1. Das Landesarbeitsgericht ist allerdings zutreffend von der ständigen Senatsrechtsprechung zum Begriff der Einstellung ausgegangen. Danach liegt eine mitbestimmungspflichtige Einstellung dann vor, wenn Personen in den Betrieb eingegliedert werden, um zusammen mit den dort schon beschäftigten Arbeitnehmern dessen arbeitstechnischen Zweck durch weisungsgebundene Tätigkeit zu verwirklichen. Auf das Rechtsverhältnis, in dem diese Personen zum Arbeitgeber als Betriebsinhaber stehen, kommt es nicht entscheidend an. Maßgebend ist vielmehr die Eingliederung, die Frage also, ob die zu verrichtende Tätigkeit ihrer Art nach eine weisungsgebundene Tätigkeit ist, die der Verwirklichung des arbeitstechnischen Zwecks des Betriebes zu dienen bestimmt ist und daher vom Arbeitgeber organisiert werden muß (vgl. Senatsbeschluß vom 30. August 1994 – 1 ABR 3/94 – AP Nr. 6 zu § 99 BetrVG 1972 Einstellung, unter B II 1 der Gründe, m.w.N.).

Das Landesarbeitsgericht hat weiter zu Recht erwogen, daß bei einer entsprechenden Eingliederung S. eine Arbeitnehmerüberlassung vorliegen kann.
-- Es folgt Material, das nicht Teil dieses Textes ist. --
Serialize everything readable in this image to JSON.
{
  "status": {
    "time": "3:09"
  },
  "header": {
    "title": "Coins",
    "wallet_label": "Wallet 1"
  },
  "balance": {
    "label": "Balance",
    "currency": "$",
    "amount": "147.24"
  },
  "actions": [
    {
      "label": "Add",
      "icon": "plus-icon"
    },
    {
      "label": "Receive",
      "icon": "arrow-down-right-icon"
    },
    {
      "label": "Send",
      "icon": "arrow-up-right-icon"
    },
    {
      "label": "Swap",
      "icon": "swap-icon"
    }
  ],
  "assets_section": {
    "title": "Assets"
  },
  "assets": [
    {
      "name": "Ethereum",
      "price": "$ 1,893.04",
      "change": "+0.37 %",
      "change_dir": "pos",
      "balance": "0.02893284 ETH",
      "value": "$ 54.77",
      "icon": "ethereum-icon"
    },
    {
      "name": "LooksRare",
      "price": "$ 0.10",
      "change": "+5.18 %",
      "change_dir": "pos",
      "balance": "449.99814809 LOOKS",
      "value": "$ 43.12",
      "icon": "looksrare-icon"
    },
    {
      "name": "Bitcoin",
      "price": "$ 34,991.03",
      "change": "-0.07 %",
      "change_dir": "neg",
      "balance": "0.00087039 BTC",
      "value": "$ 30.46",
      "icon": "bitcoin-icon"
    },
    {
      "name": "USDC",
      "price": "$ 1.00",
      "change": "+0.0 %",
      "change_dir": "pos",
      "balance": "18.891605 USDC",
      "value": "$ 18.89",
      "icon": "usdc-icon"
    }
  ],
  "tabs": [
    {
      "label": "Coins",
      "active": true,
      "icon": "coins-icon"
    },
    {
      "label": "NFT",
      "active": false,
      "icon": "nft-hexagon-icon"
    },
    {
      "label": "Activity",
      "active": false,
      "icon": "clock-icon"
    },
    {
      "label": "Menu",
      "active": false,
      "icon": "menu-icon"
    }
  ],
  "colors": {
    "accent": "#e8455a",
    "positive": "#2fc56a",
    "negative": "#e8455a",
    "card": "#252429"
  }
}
Die Kriterien für die Abgrenzung der Arbeitnehmerüberlassung von einer Tätigkeit auf dienst- oder werkvertraglicher Grundlage entsprechen im wesentlichen den vorstehend aufgeführten Merkmalen einer nach § 99 BetrVG beteiligungspflichtigen Einstellung (Senatsbeschluß vom 1. Dezember 1992 – 1 ABR 30/92 – EzA § 99 BetrVG 1972 Nr. 110, unter B II 3 der Gründe). Bei der Arbeitnehmerüberlassung werden dem Entleiher die Arbeitskräfte zur Verfügung gestellt. Der Entleiher setzt sie nach seinen Vorstellungen und Zielen in seinem Betrieb wie eigene Arbeitnehmer ein. Die Arbeitskräfte sind in den Betrieb eingegliedert und führen ihre Arbeiten allein nach den Weisungen des Entleihers aus (Senatsbeschluß vom 1. Dezember 1992, a.a.O.; Senatsbeschluß vom 5. Mai 1992 – 1 ABR 78/91BAGE 70, 201 = AP Nr. 97 zu § 99 BetrVG 1972; BAG Urteil vom 30. Januar 1991 – 7 AZR 497/89BAGE 67, 124 = AP Nr. 8 zu § 10 AÜG). Aufgrund der Eingliederung des Leiharbeitnehmers in den Betriebsablauf und der entsprechenden Weisungsbefugnis des Arbeitgebers stellt die Beschäftigung von Leiharbeitnehmern eine Einstellung im Sinne des § 99 BetrVG dar, was in § 14 Abs. 3 AÜG nunmehr ausdrücklich gesetzlich geregelt ist.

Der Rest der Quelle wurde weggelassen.